Tuesday, August 13, 2019

Week 7: Think Outside The Sink

Hello everyone,
         And we’re back again with another week on the job and writing these blogs! This week was literally all about fishing.. haha! On Monday and Thursday we were at Piers as usual doing activities in the morning and fishing right after! On Tuesday and Wednesday, I was on the Boston Harbor fishing for the sea creatures that live right under the water. Tuesday, my team and I were on the Belle with Courageous helping kids catch all kinds of fish. Lots of striped bass and cunners were caught! On Wednesday was the Fishing Derby, which was so much fun. The boat we were on was going 35-40 mph and due to the large waves, we were hopping out of our seats--which was terrifying, but fun! Zaire, Ambri, and I caught 8 fish in total! Friday, I worked at Boston Children Museum and got to experience their daily fun! We caught many crabs and the kids were so happy to see and touch them.
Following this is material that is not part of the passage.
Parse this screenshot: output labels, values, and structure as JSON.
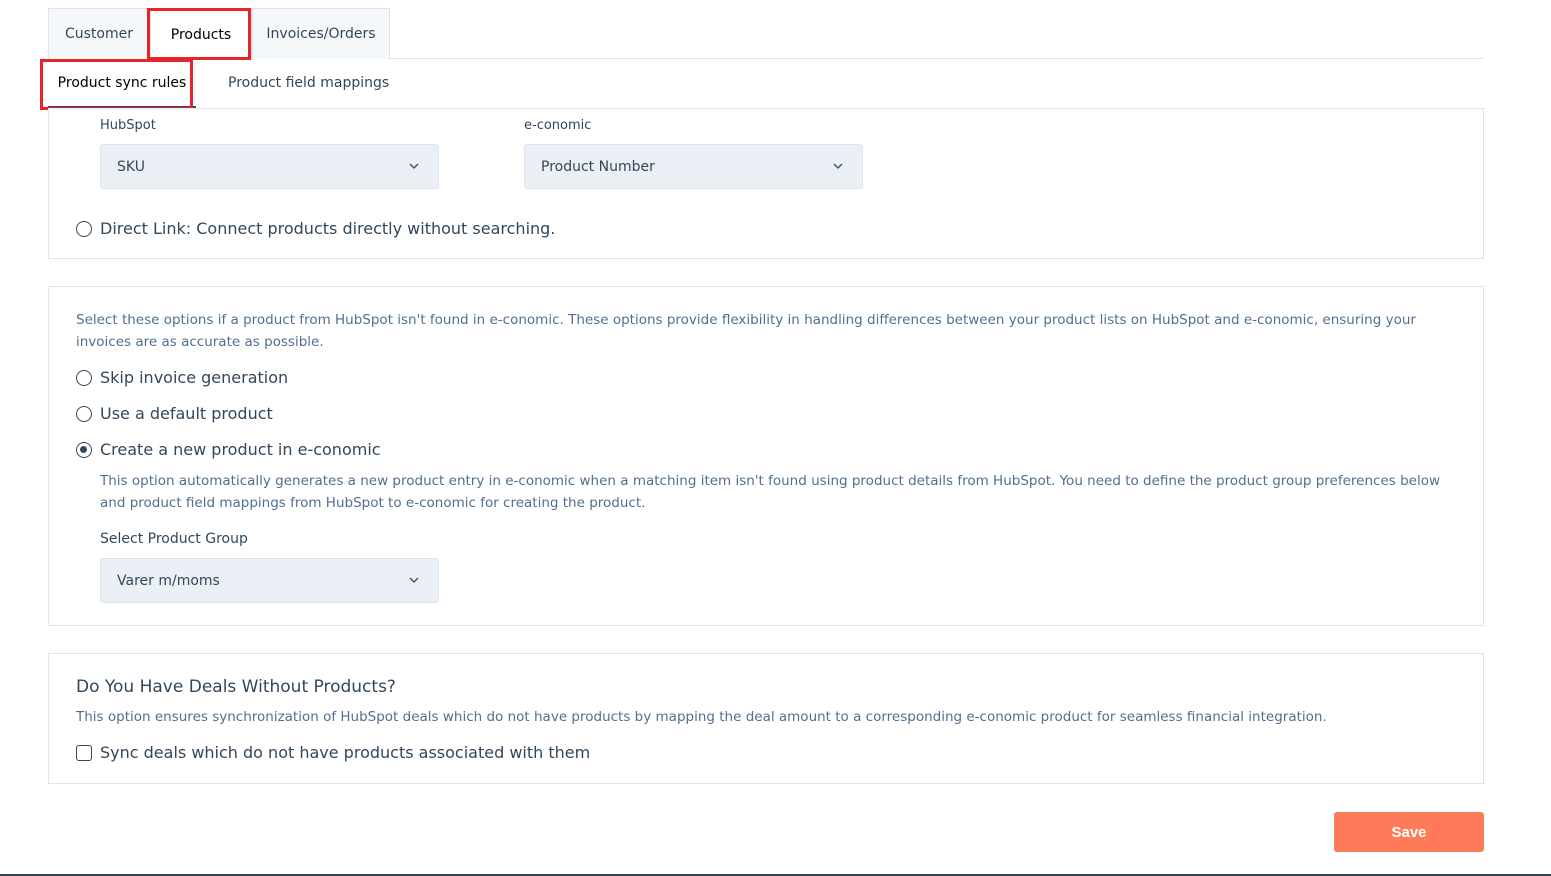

       Studying water quality is important for the ecosystem and human health because water is one of the earth's most important substances. Water quality is fundamental to every organism on earth. Humans, animals, and plants need water to survive. If the water quality is poor, it can affect global health. Some current challenges in the Boston Harbor that make it difficult to maintain high water quality is the amount of plastic in the ocean. The plastic found all throughout the Boston Harbor is polluting its water and hurting its sea creatures. When water leaves our houses it goes down the drain and into the sewers, which leads to the Sewage Treatment Plant on Deer Island.
  Some common tests for water quality include temperature, turbidity, bacteria, dissolved bacteria, pH, nutrients, sediments, and toxic substances. To maintain natural water purification ecosystems around the world need to contribute. Ecosystems such as forests, woodlands, wetlands, and natural grasslands help maintain natural water purification by allowing the bacteria, fungi, and algae act as biological processes that clean the water over time. Growing up in Charlestown, just minutes away from the Navy Yard, I know a lot about the Boston Harbor. Back in the day, around 2010-14, people in Charlestown use to jump in the Boston Harbor all the time. Off a bridge called Baby Bridge and right into Boston Harbor off the docks, but it was never like that in the 90s. I’ve heard from people from the community that people who jumped in the Harbor came out with cold sores on their lips and bumps along their legs.
        I’m happy to know that the Boston Harbor is now a very clean harbor and continues to be one of the cleanest in the country, but too much is never enough. We need to continue cleaning the harbor and making it a very safe environment for our sea animals to live in.